The same-country exception, as proposed by American Citizens Abroad, Inc., would remove burdensome reporting by expats who only use a foreign bank in the country in which they live. Right now, the U.S. Treasury Department considers every foreign bank account as a possible offshore location for tax fraud. Many expats have been denied banking services because some foreign banks do not want to get involved in the complex reporting that U.S. laws require, according to American Citizens Abroad.
The same-country exception could be a change in regulation made by a Treasury official or a change in the law passed by Congress, the expat organization told the House Subcommittee on Government Operations. But the organization noted that the Treasury Department declined to do so when new regulations were created in December.
American Citizens Abroad, other expat organizations and some members of Congress have been promoting the same-country exception for two years. The organization notes that overseas expats need a bank account for day-to-day financial activities like shopping and paying other local bills.
However, the propose would require U.S. citizens overseas to file yet another document with the federal government to take advantage of the exemption. That’s why the expat organization testified that a better solution would be to eliminate entirely FATCA, the The Foreign Account Tax Compliance Act.
In Costa Rica, the U.S. law puts a burden on banks to obtain and submit extensive documentation on customers who are U.S. citizens. The law is one reason why U.S. tourists and frequent visitors cannot obtain bank accounts here.
Elimination the law would require congressional action and would almost certainly meet resistance from Treasury officials who see the measure are a barrier to tax evasion.
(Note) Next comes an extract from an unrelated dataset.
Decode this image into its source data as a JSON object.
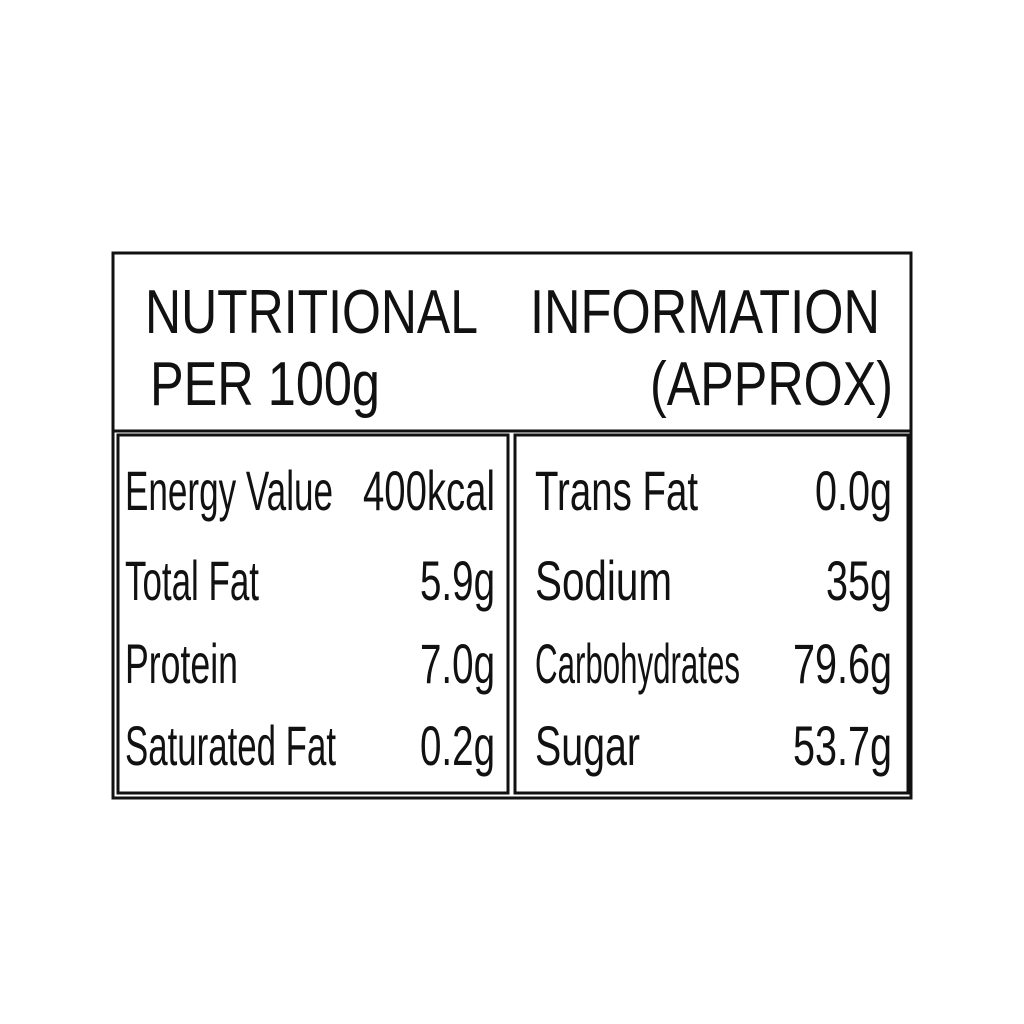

Better even than elimination the tax compliance act would be to eliminate entirely income taxes on U.S. citizens living abroad, said the expat advocacy organization. The United States and one African country are the only nations that tax its citizens on income earned anywhere, the organization said, although there is an annual exemption of more than $100,000 for income earned overseas
The Republican-controlled U.S. Congress is revising the entire tax code, so those promoting relieve for expats appear to be more optimistic.